When pruning it is important that the Arborist look ahead and can understand the effects of his/her actions to determine how those actions affect future tree health.
- Why are we taking off that limb? What effect will it have on the tree?
- We should take care not to over-thin a tree. An option is to not grow grass under the tree and increase the pruning bed. Over thinning puts additional heat on the trunk of the tree which produces stress on the tree.
- Doing weight reduction and thinning on a lateral increases the ability of the limb not to fail in storms.
These type of questions should be on our minds all the time. There should be a reason every time we make a cut.

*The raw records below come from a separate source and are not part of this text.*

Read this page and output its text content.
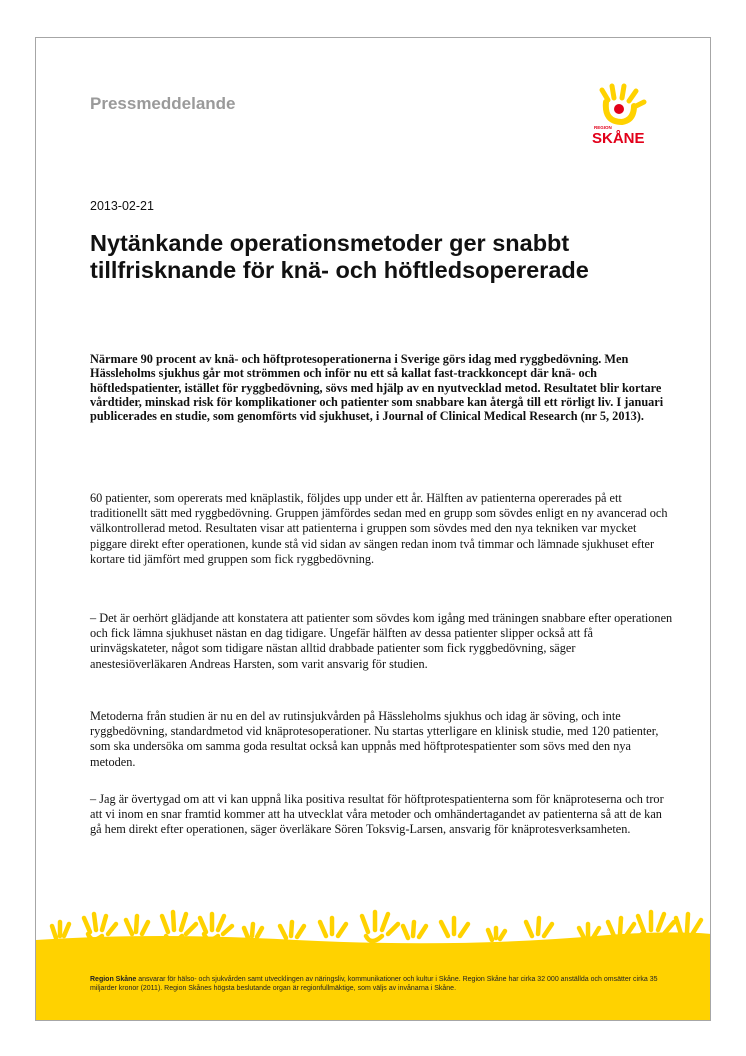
Pressmeddelande
REGION
SKÅNE
2013-02-21
Nytänkande operationsmetoder ger snabbt tillfrisknande för knä- och höftledsopererade

Närmare 90 procent av knä- och höftprotesoperationerna i Sverige görs idag med ryggbedövning. Men Hässleholms sjukhus går mot strömmen och inför nu ett så kallat fast-trackkoncept där knä- och höftledspatienter, istället för ryggbedövning, sövs med hjälp av en nyutvecklad metod. Resultatet blir kortare vårdtider, minskad risk för komplikationer och patienter som snabbare kan återgå till ett rörligt liv. I januari publicerades en studie, som genomförts vid sjukhuset, i Journal of Clinical Medical Research (nr 5, 2013).

60 patienter, som opererats med knäplastik, följdes upp under ett år. Hälften av patienterna opererades på ett traditionellt sätt med ryggbedövning. Gruppen jämfördes sedan med en grupp som sövdes enligt en ny avancerad och välkontrollerad metod. Resultaten visar att patienterna i gruppen som sövdes med den nya tekniken var mycket piggare direkt efter operationen, kunde stå vid sidan av sängen redan inom två timmar och lämnade sjukhuset efter kortare tid jämfört med gruppen som fick ryggbedövning.

– Det är oerhört glädjande att konstatera att patienter som sövdes kom igång med träningen snabbare efter operationen och fick lämna sjukhuset nästan en dag tidigare. Ungefär hälften av dessa patienter slipper också att få urinvägskateter, något som tidigare nästan alltid drabbade patienter som fick ryggbedövning, säger anestesiöverläkaren Andreas Harsten, som varit ansvarig för studien.

Metoderna från studien är nu en del av rutinsjukvården på Hässleholms sjukhus och idag är söving, och inte ryggbedövning, standardmetod vid knäprotesoperationer. Nu startas ytterligare en klinisk studie, med 120 patienter, som ska undersöka om samma goda resultat också kan uppnås med höftprotespatienter som sövs med den nya metoden.

– Jag är övertygad om att vi kan uppnå lika positiva resultat för höftprotespatienterna som för knäproteserna och tror att vi inom en snar framtid kommer att ha utvecklat våra metoder och omhändertagandet av patienterna så att de kan gå hem direkt efter operationen, säger överläkare Sören Toksvig-Larsen, ansvarig för knäprotesverksamheten.

Region Skåne ansvarar för hälso- och sjukvården samt utvecklingen av näringsliv, kommunikationer och kultur i Skåne. Region Skåne har cirka 32 000 anställda och omsätter cirka 35 miljarder kronor (2011). Region Skånes högsta beslutande organ är regionfullmäktige, som väljs av invånarna i Skåne.
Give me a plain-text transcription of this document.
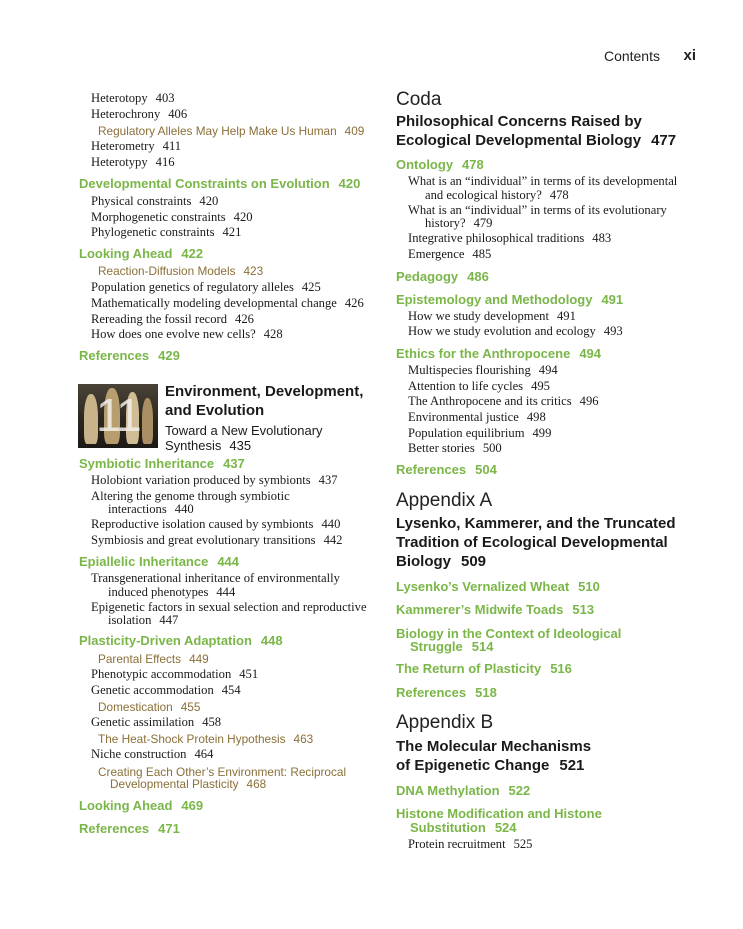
Contents xi
Heterotopy 403
Heterochrony 406
Regulatory Alleles May Help Make Us Human 409
Heterometry 411
Heterotypy 416
Developmental Constraints on Evolution 420
Physical constraints 420
Morphogenetic constraints 420
Phylogenetic constraints 421
Looking Ahead 422
Reaction-Diffusion Models 423
Population genetics of regulatory alleles 425
Mathematically modeling developmental change 426
Rereading the fossil record 426
How does one evolve new cells? 428
References 429
11 Environment, Development,
and Evolution
Toward a New Evolutionary
Synthesis 435
Symbiotic Inheritance 437
Holobiont variation produced by symbionts 437
Altering the genome through symbiotic
interactions 440
Reproductive isolation caused by symbionts 440
Symbiosis and great evolutionary transitions 442
Epiallelic Inheritance 444
Transgenerational inheritance of environmentally
induced phenotypes 444
Epigenetic factors in sexual selection and reproductive
isolation 447
Plasticity-Driven Adaptation 448
Parental Effects 449
Phenotypic accommodation 451
Genetic accommodation 454
Domestication 455
Genetic assimilation 458
The Heat-Shock Protein Hypothesis 463
Niche construction 464
Creating Each Other’s Environment: Reciprocal
Developmental Plasticity 468
Looking Ahead 469
References 471
Coda
Philosophical Concerns Raised by
Ecological Developmental Biology 477
Ontology 478
What is an “individual” in terms of its developmental
and ecological history? 478
What is an “individual” in terms of its evolutionary
history? 479
Integrative philosophical traditions 483
Emergence 485
Pedagogy 486
Epistemology and Methodology 491
How we study development 491
How we study evolution and ecology 493
Ethics for the Anthropocene 494
Multispecies flourishing 494
Attention to life cycles 495
The Anthropocene and its critics 496
Environmental justice 498
Population equilibrium 499
Better stories 500
References 504
Appendix A
Lysenko, Kammerer, and the Truncated
Tradition of Ecological Developmental
Biology 509
Lysenko’s Vernalized Wheat 510
Kammerer’s Midwife Toads 513
Biology in the Context of Ideological
Struggle 514
The Return of Plasticity 516
References 518
Appendix B
The Molecular Mechanisms
of Epigenetic Change 521
DNA Methylation 522
Histone Modification and Histone
Substitution 524
Protein recruitment 525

Once the arborist understands your needs, allow him/her to manage the trees on an as needed basis. Tree maintenance truly begins by finding an arborist with whom you are comfortable working with, that has the tools and knowledge to perform the work and that will be there in the future when you need him\her.
The arborist can determine what kind of pruning is necessary to maintain or improve the health, appearance and safety of your trees. These techniques include:
Single stem development and redirection of growth for enhanced tree growth
Newly planted trees and thereafter is the time to start the pruning process of developing a great tree. As a tree grows older we are still redirecting growth and managing the weight on large laterals along with the artistic aspect of pruning.
Hazard reduction pruning
Hazard reduction pruning (HRP) is recommended when the primary objective is to reduce the danger to a specific target caused by visibly defined hazards in a tree. For example, HRP may be the primary objective if a tree had many dead limbs over a park bench or city street.
Maintenance pruning (MP) is recommended when the primary objective is to maintain or improve tree health and structure, and includes hazard reduction pruning.
- Removing or pruning laterals that interfere with buildings, roofs, windows or obstruct streets or sidewalks is called crown raising.
- Removal of deadwood is imperative for safety.
- Remove diseased or weak limbs that could pose a hazard in the future.
- Perform weight reduction by selective removal of branches as needed to create a better structure that lessens wind and storm damage.
- Repair storm damage.
- Thin or remove unnecessary branches to better develop the tree growth.
- Improve the shape of the tree when necessary.